What kind of abx.? Depending on what the pt was getting, maybe a peripheral line was not the best choice. Perhaps a PICC would have been better.

I have never heard of flushing with 50ml NSS.

Never heard of that. Are you not using Heparin 100u/ml after the saline? What state are you in?

Specializes in Med/Surg, Ortho.

We dont use heparin in a peripheral site unless dr has ordered it. Normal saline only, but i do agree that a KVO iv might be a good idea if there is problems with clotting off. Sometimes depending on the patient and where the iv is there isnt really a lot you can do except secure it as best you can and maybe wrap it with some kerlix to keep any unnecissary bumping and jarring on the bed from blowing it.

Specializes in tele, stepdown/PCU, med/surg.

I think the anesthetist with the "50 ml" flush recommendation is wanting to make sure ALL of the abx is out of the catheter . However, some abx can be very irritant and downright damaging to veins and so in this case, a central line (PICC) is absolutely indicated.
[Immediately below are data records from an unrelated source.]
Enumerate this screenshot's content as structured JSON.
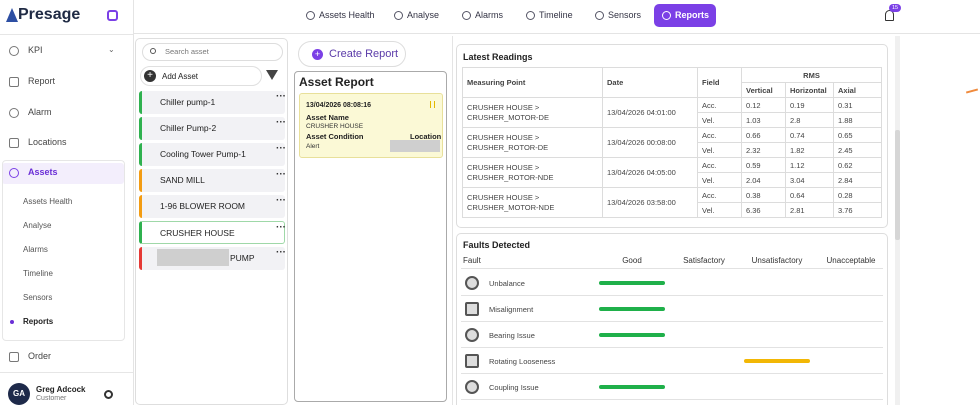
{
  "sidebar": {
    "brand": "Presage",
    "nav": [
      "KPI",
      "Report",
      "Alarm",
      "Locations",
      "Assets"
    ],
    "assets_sub": [
      "Assets Health",
      "Analyse",
      "Alarms",
      "Timeline",
      "Sensors",
      "Reports"
    ],
    "order": "Order",
    "user": {
      "initials": "GA",
      "name": "Greg Adcock",
      "role": "Customer"
    }
  },
  "topnav": {
    "tabs": [
      "Assets Health",
      "Analyse",
      "Alarms",
      "Timeline",
      "Sensors",
      "Reports"
    ],
    "active_tab": 5,
    "notification_count": 15
  },
  "asset_list": {
    "search_placeholder": "Search asset",
    "add": "Add Asset",
    "selected_index": 5,
    "items": [
      {
        "name": "Chiller pump-1",
        "color": "#2fb14f"
      },
      {
        "name": "Chiller Pump-2",
        "color": "#2fb14f"
      },
      {
        "name": "Cooling Tower Pump-1",
        "color": "#2fb14f"
      },
      {
        "name": "SAND MILL",
        "color": "#f39c12"
      },
      {
        "name": "1-96 BLOWER ROOM",
        "color": "#f39c12"
      },
      {
        "name": "CRUSHER HOUSE",
        "color": "#2fb14f"
      },
      {
        "name": "PUMP",
        "color": "#e53935"
      }
    ]
  },
  "report": {
    "create": "Create Report",
    "title": "Asset Report",
    "card": {
      "timestamp": "13/04/2026 08:08:16",
      "asset_name_label": "Asset Name",
      "asset_name": "CRUSHER HOUSE",
      "condition_label": "Asset Condition",
      "condition": "Alert",
      "location_label": "Location"
    }
  },
  "readings": {
    "title": "Latest Readings",
    "headers": {
      "point": "Measuring Point",
      "date": "Date",
      "field": "Field",
      "rms": "RMS",
      "axes": [
        "Vertical",
        "Horizontal",
        "Axial"
      ]
    },
    "rows": [
      {
        "point": [
          "CRUSHER HOUSE >",
          "CRUSHER_MOTOR-DE"
        ],
        "date": "13/04/2026 04:01:00",
        "fields": [
          {
            "field": "Acc.",
            "values": [
              "0.12",
              "0.19",
              "0.31"
            ]
          },
          {
            "field": "Vel.",
            "values": [
              "1.03",
              "2.8",
              "1.88"
            ]
          }
        ]
      },
      {
        "point": [
          "CRUSHER HOUSE >",
          "CRUSHER_ROTOR-DE"
        ],
        "date": "13/04/2026 00:08:00",
        "fields": [
          {
            "field": "Acc.",
            "values": [
              "0.66",
              "0.74",
              "0.65"
            ]
          },
          {
            "field": "Vel.",
            "values": [
              "2.32",
              "1.82",
              "2.45"
            ]
          }
        ]
      },
      {
        "point": [
          "CRUSHER HOUSE >",
          "CRUSHER_ROTOR-NDE"
        ],
        "date": "13/04/2026 04:05:00",
        "fields": [
          {
            "field": "Acc.",
            "values": [
              "0.59",
              "1.12",
              "0.62"
            ]
          },
          {
            "field": "Vel.",
            "values": [
              "2.04",
              "3.04",
              "2.84"
            ]
          }
        ]
      },
      {
        "point": [
          "CRUSHER HOUSE >",
          "CRUSHER_MOTOR-NDE"
        ],
        "date": "13/04/2026 03:58:00",
        "fields": [
          {
            "field": "Acc.",
            "values": [
              "0.38",
              "0.64",
              "0.28"
            ]
          },
          {
            "field": "Vel.",
            "values": [
              "6.36",
              "2.81",
              "3.76"
            ]
          }
        ]
      }
    ]
  },
  "faults": {
    "title": "Faults Detected",
    "columns": [
      "Fault",
      "Good",
      "Satisfactory",
      "Unsatisfactory",
      "Unacceptable"
    ],
    "rows": [
      {
        "name": "Unbalance",
        "column": 1,
        "color": "#1fb04a"
      },
      {
        "name": "Misalignment",
        "column": 1,
        "color": "#1fb04a"
      },
      {
        "name": "Bearing Issue",
        "column": 1,
        "color": "#1fb04a"
      },
      {
        "name": "Rotating Looseness",
        "column": 3,
        "color": "#f2b705"
      },
      {
        "name": "Coupling Issue",
        "column": 1,
        "color": "#1fb04a"
      }
    ]
  }
}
When we're giving frequent abx, I almost always try to get some fluids at KVO. Gives a little bit extra of dilution when you're running the antibiotics, and keeps that vein open in between.

Specializes in Internal Medicine Unit.
Never heard of that. Are you not using Heparin 100u/ml after the saline? What state are you in?

I'm in Georgia. Hep flush is only used for central lines in our facility. Saline flush only for peripheral IVs.

Specializes in Internal Medicine Unit.

KVO fluids makes sense. Just had never heard of flushing with 50 ml saline. I have chosen to use 10 ml for certain abx and after phenergan. Thanks to everyone who replied!!

Specializes in Neuro, Critical Care.

I work in the ICU. If someone is getting multiple antibiotics they get a PICC. We sometimes run (depending on the pt) IVMF to KVO. We don't use heparin to flush lines xcept the Art line. NS only. We don't have protocol to flush qshift, however that's prob. bc we use them constantly. We have venigaurds that we put over our peripherals, they work pretty well and allow you to still see your site. Flushing with 50cc I would think you could blow your vein just from flushing rather quickly? Seems like a lot and is to pts who are FVO.